How to Scrape Realtor.com Property Data in 2026 (Bypass Next.js Protection)
the cleanest way to scrape realtor.com in 2026 is to extract the embedded __NEXT_DATA__ json from each listing page. it contains everything the website renders, in structured form, with no parsing brittleness. you’ll need a residential proxy to avoid the akamai bot manager block, and python with httpx + parsel does the rest. this tutorial ships working code.
why next_data is the trick
realtor.com runs on next.js. every server-rendered page bakes a hidden <script id="__NEXT_DATA__" type="application/json"> block into the html. inside that block sits the entire react state for the page: full property details, agent info, school info, pricing history, photos, the whole structured tree.
if you parse the html directly (price from .price-display, address from .address-line), realtor.com will rename or restructure that markup every few months. your scraper breaks. if you parse __NEXT_DATA__, you get raw json from their backend, and they rarely change those keys because their own frontend depends on them.
we cover this pattern in depth in our javascript-rendered pages scraping guide, but realtor.com is the textbook case.
the anti-bot situation
realtor.com sits behind akamai bot manager and a custom rate limiter. behavior:
(1) datacenter ips: blocked at the cdn edge. you get a 403 with a captcha challenge page.
(2) residential or mobile ips with a clean fingerprint: 200 ok response, 50-200 requests per ip per hour before throttling.
(3) high-volume requests from the same ip: 429 rate limit, 5-15 minute cooldown.
practical implication: you need rotating residential ips with sticky sessions long enough to fetch a single page. you don’t need a full headless browser, plain http requests with the right headers work fine.
installing dependencies
pip install httpx parsel orjson
httpx for async http, parsel for css selectors, orjson for fast json parsing. that’s it.
the basic listing fetcher
import httpx
import parsel
import orjson
HEADERS = {
"User-Agent": (
"Mozilla/5.0 (Macintosh; Intel Mac OS X 10_15_7) "
"AppleWebKit/537.36 (KHTML, like Gecko) "

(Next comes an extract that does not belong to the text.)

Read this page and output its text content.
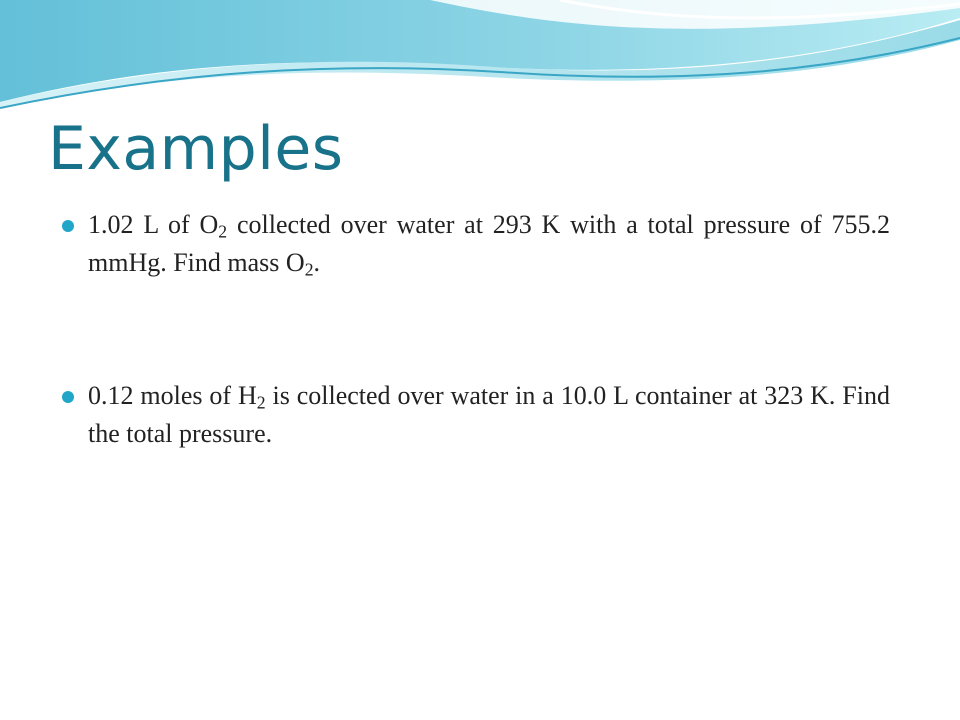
Examples
1.02 L of $O_2$ collected over water at 293 K with a total pressure of 755.2 mmHg. Find mass $O_2$.
0.12 moles of $H_2$ is collected over water in a 10.0 L container at 323 K. Find the total pressure.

"Chrome/126.0.0.0 Safari/537.36"
),
"Accept": "text/html,application/xhtml+xml,application/xml;q=0.9",
"Accept-Language": "en-US,en;q=0.9",
"Accept-Encoding": "gzip, deflate, br",
"Cache-Control": "no-cache",
"Pragma": "no-cache",
"Sec-Ch-Ua": '"Chromium";v="126", "Not(A:Brand";v="24", "Google Chrome";v="126"',
"Sec-Ch-Ua-Mobile": "?0",
"Sec-Ch-Ua-Platform": '"macOS"',
"Sec-Fetch-Dest": "document",
"Sec-Fetch-Mode": "navigate",
"Sec-Fetch-Site": "none",
"Sec-Fetch-User": "?1",
"Upgrade-Insecure-Requests": "1",
}
def fetch_listing(url: str, proxy: str) -> dict:
with httpx.Client(
proxies=proxy,
headers=HEADERS,
timeout=30,
http2=True,
) as client:
resp = client.get(url)
resp.raise_for_status()
sel = parsel.Selector(resp.text)
data = sel.css("script#__NEXT_DATA__::text").get()
if not data:
raise ValueError("__NEXT_DATA__ missing - likely blocked")
return orjson.loads(data)
if __name__ == "__main__":
proxy = "http://user-session-abc:pwd@gate.provider.com:8000"
data = fetch_listing(
"https://www.realtor.com/realestateandhomes-detail/123-Main-St_Anytown_CA_90210_M12345-67890",
proxy,
)
print(orjson.dumps(data, option=orjson.OPT_INDENT_2).decode())
key headers:
Sec-Ch-Ua block must match the user-agent. mismatched user-agent and sec-ch-ua is one of the fastest ways to get flagged.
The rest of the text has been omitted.